VIVIANI, Raffaele
VIVIANI, Raffaele. – Nacque a Castellammare di Stabia il 9 gennaio 1888, ultimogenito di Raffaele Viviano e di Teresa Sansone.
Il padre, piccolo impresario teatrale, era vedovo e con due figlie grandi prima di sposare la madre, dalla quale ebbe, prima di Raffaele, Vincenzo, Salvatore e Luisella (attrice e cantante). Fu Raffaele a far cambiare il cognome in Viviani, ritenendolo poco aristocratico per la ‘o’ finale (1904).

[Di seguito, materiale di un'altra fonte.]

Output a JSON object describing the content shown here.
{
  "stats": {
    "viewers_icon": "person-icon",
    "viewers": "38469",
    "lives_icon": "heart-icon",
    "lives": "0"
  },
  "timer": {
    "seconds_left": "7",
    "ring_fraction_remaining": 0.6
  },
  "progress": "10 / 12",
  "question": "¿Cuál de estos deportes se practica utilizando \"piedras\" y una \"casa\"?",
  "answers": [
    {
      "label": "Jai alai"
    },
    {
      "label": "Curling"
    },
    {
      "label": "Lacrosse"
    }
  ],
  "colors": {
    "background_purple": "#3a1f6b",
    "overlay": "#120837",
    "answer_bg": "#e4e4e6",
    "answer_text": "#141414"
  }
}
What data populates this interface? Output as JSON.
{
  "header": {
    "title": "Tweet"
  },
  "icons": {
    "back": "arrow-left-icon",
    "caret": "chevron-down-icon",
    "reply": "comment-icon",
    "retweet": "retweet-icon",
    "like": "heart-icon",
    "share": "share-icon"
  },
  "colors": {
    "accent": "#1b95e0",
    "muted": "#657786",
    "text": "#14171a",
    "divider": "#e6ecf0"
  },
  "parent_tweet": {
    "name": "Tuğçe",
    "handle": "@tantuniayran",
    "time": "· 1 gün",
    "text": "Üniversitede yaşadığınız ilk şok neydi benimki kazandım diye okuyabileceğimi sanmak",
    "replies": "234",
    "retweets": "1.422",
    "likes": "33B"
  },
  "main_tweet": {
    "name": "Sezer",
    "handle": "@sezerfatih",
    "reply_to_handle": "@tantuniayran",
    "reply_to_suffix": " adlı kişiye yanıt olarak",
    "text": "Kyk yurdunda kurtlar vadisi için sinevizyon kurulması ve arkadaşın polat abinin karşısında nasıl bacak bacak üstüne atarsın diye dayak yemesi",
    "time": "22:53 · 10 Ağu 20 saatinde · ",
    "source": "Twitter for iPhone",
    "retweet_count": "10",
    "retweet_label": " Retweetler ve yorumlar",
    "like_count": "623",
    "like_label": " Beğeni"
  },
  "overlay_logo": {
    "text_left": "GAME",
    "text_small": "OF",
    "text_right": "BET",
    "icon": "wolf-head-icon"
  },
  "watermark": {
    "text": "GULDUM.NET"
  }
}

«In pieno battesimo» – scrive Viviani nella sua autobiografia – la famiglia si trasferì a Napoli e il padre, che nel frattempo «s’era creato un vasto corredo di attrezzi teatrali e indumenti, [...] cominciò a fornire i teatrini dei quartieri popolari» (Dalla vita alle scene. L’altra autobiografia (1888-1947), a cura di M.E. Nardo, 2012, p. 28). Il piccolo lo accompagnava e tutte le sere chiedeva di essere lasciato alle recite dell’opera dei pupi. Era un bambino, ma in quell’assidua frequentazione aveva già scelto la sua strada, trovato il suo ritmo e alcuni dei suoi futuri temi. Il teatrino era quello di Porta S. Gennaro gestito da Aniello Scarpati, uno dei luoghi d’elezione dell’Opera dei pupi napoletana, conosciuto come S. Carlino a Foria o Nuovo S. Carlino, dove operavano i celebri pupari Buonandi. Le gesta dei paladini di Francia e quelle del ciclo dei guappi (storie tratte da fatti e vicende contemporanee ispirate a personaggi della malavita del vicino rione Sanità) erano inframmezzate da numeri di varietà affidati ad attori di carne, tra i quali furoreggiava il tenore e comico Gennaro Trengi, che una sera si ammalò. A Papiluccio (così lo chiamava la mamma), che conosceva tutti i numeri a memoria, fu chiesto di salvare lo spettacolo. Fu vestito con il fracchettino di un pupo: «avevo quattro anni e mezzo e cantai... Il successo fu entusiastico. Trengi, riabilitatosi, chiedeva il suo posto; ma come sempre accade nella vita, non l’ebbe più» (pp. 28 s.).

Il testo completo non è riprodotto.